Delicioso e inspirador, o filme de Miguel Faria Jr. é um deleite para o espectador, e não só para os fãs de Vinícius de Moraes. A riqueza da personalidade do poeta supera, em muito, inúmeros personagens de ficção, até mesmo os construídos de forma complexa e nuançada. E o melhor é saber que ele realmente existiu. Não só existiu, como sempre esteve presente na vida de praticamente todo brasileiro. Não há quem não conheça “Garota de Ipanema” – uma das músicas mais tocadas no mundo - ou “Eu sei que vou te amar”. Todo mundo sabe quem foi Vinícius de Moraes, mas o documentário nos apresenta outra dimensão dessa figura famosa. E nada melhor para conhecê-lo a fundo do que ouvindo, de seus amigos e familiares, a vida ao lado dele, os casos, as histórias por trás das músicas e tudo o mais que têm a dizer – e que não é pouco.

Vinícius conseguia misturar suas influências clássicas com as populares, transformando-as com seu imenso potencial criativo. Tanto sua vida pessoal quanto seu trabalho eram um misto dessas duas vertentes resultando em algo novo e revolucionário. Era, ao mesmo tempo, diplomata e boêmio. Escrevia de acordo com a métrica tradicional, mas seus poemas falavam do cotidiano. Vinícius era um sujeito fantástico e o filme exala seu amor pela vida, seu jeito passional, suas peculiaridades, suas emoções. No discurso de seus próximos, transbordam a afeição e a admiração que tinham por ele. Até mesmo Chico Buarque, comumente tão contido, se desmancha em riso, o que é delicioso de se assistir.
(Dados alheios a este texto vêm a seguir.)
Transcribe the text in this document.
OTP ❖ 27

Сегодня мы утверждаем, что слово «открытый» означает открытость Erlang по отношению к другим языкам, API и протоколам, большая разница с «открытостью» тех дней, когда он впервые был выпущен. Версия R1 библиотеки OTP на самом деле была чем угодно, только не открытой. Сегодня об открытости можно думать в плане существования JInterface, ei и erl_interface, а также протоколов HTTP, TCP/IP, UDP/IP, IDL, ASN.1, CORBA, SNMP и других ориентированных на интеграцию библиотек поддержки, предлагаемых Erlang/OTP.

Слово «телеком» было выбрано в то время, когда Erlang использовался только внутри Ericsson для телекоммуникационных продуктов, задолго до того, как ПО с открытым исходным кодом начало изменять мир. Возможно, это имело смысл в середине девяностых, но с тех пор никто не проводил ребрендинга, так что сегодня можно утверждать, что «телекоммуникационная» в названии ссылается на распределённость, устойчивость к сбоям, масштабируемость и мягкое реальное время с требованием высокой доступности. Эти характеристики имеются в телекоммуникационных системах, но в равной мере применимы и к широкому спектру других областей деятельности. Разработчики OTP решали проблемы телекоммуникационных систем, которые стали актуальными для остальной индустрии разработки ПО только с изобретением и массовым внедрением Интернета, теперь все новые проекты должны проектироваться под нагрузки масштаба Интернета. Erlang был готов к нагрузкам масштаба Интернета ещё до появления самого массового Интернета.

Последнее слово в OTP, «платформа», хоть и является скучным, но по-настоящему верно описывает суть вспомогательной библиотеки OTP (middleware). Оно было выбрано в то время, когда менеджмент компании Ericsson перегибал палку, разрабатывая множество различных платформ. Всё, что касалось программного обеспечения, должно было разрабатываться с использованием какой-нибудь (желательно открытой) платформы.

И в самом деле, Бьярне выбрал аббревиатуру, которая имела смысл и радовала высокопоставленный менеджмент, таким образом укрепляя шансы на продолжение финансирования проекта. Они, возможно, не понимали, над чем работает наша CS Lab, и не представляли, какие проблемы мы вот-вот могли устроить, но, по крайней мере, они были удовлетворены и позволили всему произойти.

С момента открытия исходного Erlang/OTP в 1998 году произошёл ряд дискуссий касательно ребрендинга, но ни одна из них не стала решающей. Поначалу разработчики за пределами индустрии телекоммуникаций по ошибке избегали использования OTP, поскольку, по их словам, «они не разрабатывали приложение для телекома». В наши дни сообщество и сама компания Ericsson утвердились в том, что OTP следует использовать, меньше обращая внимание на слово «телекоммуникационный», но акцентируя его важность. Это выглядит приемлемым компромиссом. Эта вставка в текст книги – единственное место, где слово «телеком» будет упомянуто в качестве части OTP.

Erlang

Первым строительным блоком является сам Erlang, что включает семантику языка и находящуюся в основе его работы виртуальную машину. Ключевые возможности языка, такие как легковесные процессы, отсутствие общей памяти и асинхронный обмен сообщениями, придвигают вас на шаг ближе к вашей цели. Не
Todos os entrevistados têm um brilho no olhar e um entusiasmo contagiante. Mesmo quando falam de seus pontos fracos, o carinho está presente. É impossível não se envolver e não se apaixonar por Vinícius.

No documentário, além do já mencionado Chico, há depoimentos de Ferreira Gullar, Carlos Lyra, Caetano Veloso, Maria Bethânia, Toquinho, entre outros companheiros e familiares. Há inúmeras histórias memoráveis e pérolas de toda uma vida fascinante. Várias das frases de Vinícius, sejam versos de poemas, letras de músicas ou observações em botecos são marcantes e denotam tanto sua sabedoria quanto o invejável manejo da linguagem. Suas palavras ecoam em nossas cabeças, mesmo após o término da projeção. O humor é constante e são diversos os momentos hilários.

Vinícius, por estar longe de ser uma pessoa perfeita, torna-se interessante e encantador. Pode até ser que tenha sido um alcoólatra, inconseqüente e maníaco-depressivo – e algumas falas dão esses indícios – mas isso é o de menos. Percebemos que deve ter sido difícil uma convivência próxima e que seus familiares devem ter sofrido maus bocados, mas nada disso tira a beleza de sua existência. Talvez justamente seus grandes defeitos tenham permitido que tivesse grandes qualidades. Ou talvez as grandes qualidades venham, necessariamente, acopladas de grandes defeitos. O documentário nos faz questionar se vale a pena ser como ele e viver intensamente, já que seu modo de vida, naturalmente, tinha conseqüências. São questões a se pensar. E fazer pensar é uma conquista maravilhosa para um filme.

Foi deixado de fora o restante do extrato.